O que dizem o MEC e as associações
O MEC afirma que a portaria apenas ajusta a permissão que já existia, de 40%, ampliando a mesma para os cursos de saúde e engenharia das universidades federais. “Foram feitas alterações para dar clareza à redação quanto à oferta das atividades extracurriculares e ao limite de percentual EaD permitido para cursos presenciais, auxiliando na desburocratização de processos”, afirma o ministério, em nota enviada à reportagem. “O documento reafirma o respeito às Diretrizes Curriculares Nacionais (DCN) para cada curso superior, que ditam as normas obrigatórias para o planejamento curricular.

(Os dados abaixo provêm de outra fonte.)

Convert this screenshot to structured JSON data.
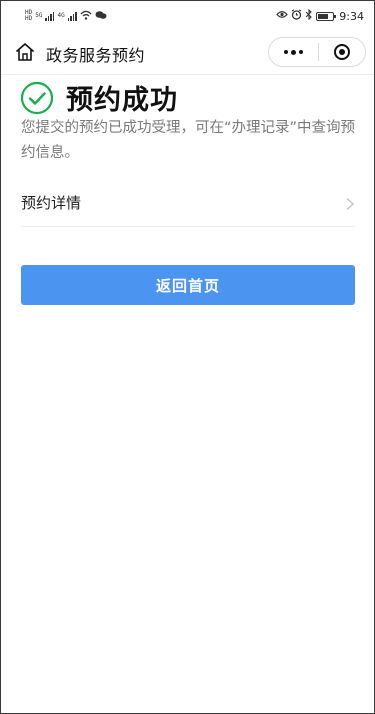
{
  "status_bar": {
    "left_glyphs": [
      "HD",
      "5G",
      "4G"
    ],
    "signal_levels": [
      4,
      4
    ],
    "time": "9:34",
    "battery_level": 0.7
  },
  "nav": {
    "title": "政务服务预约",
    "home_icon": "home-icon",
    "more_icon": "more-dots-icon",
    "close_icon": "target-close-icon"
  },
  "result": {
    "title": "预约成功",
    "description": "您提交的预约已成功受理，可在“办理记录”中查询预约信息。",
    "icon": "check-circle-icon",
    "icon_color": "#1aad4b"
  },
  "detail": {
    "label": "预约详情",
    "chevron": "chevron-right-icon"
  },
  "actions": {
    "home_button_label": "返回首页",
    "button_color": "#4b94f0"
  }
}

O MEC respeita integralmente a autonomia das IES [Instituições de Educação Superior] para decidir sobre a adoção desta prerrogativa para os cursos presenciais, desde que obedeçam às diretrizes”.

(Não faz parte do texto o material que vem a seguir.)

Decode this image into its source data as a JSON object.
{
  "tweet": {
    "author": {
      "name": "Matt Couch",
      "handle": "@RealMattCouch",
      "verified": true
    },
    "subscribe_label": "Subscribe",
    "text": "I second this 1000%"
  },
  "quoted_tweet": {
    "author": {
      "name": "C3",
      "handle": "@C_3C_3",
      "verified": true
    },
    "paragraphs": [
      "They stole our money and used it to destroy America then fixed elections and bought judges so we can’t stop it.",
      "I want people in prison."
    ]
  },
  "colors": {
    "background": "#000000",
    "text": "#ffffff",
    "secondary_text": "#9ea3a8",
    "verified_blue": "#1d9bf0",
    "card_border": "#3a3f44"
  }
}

Mesmo não tendo sido citadas na portaria, as mantenedoras de instituições de ensino superior particulares comemoraram a decisão para as federais, pois isso deverá facilitar o aumento do EaD em seus cursos. Em nota assinada pelo diretor-presidente Celso Niskier, a Associação Brasileira de Mantenedoras do Ensino Superior (Abmes) defendeu a portaria e justificou que a qualidade não será prejudicada, já que é preciso seguir os “diversos requisitos” descritos no documento.
“O pressuposto básico para análise da regulação brasileira precisa ser o de que as IES estão sujeitas a um complexo arcabouço normativo e, àquelas que não cumprem a lei, devem ser aplicadas as penalidades previstas na supervisão. Pensar a regulação para coibir a atividade de instituições sem compromisso com a educação tem como consequência inviabilizar a inovação e a modernização do setor”, afirmou Niskier.

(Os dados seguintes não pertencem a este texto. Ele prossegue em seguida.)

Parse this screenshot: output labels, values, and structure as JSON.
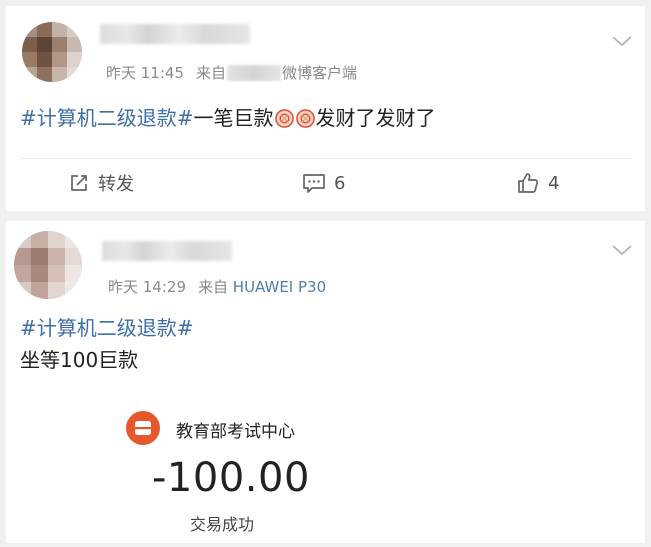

Em audiência pública realizada em outubro do ano passado, a presidente da Associação Nacional de Universidades Particulares (Anup), Elizabeth Guedes, irmã do ministro da Economia, Paulo Guedes, disse que o EaD não pode ser confundido com picaretagem.
“É importante que em nenhum momento a gente confunda conteúdo entregue com tecnologia com baixa qualidade de ensino, com picaretagem. Também existem cursos presenciais de baixa qualidade e de pouca credibilidade. Precisamos defender o ensino de qualidade e entender que nós não podemos condenar um garoto que está nascendo agora a aprender da mesma forma que a gente. Precisamos ter uma regulação que acompanhe a modernidade”.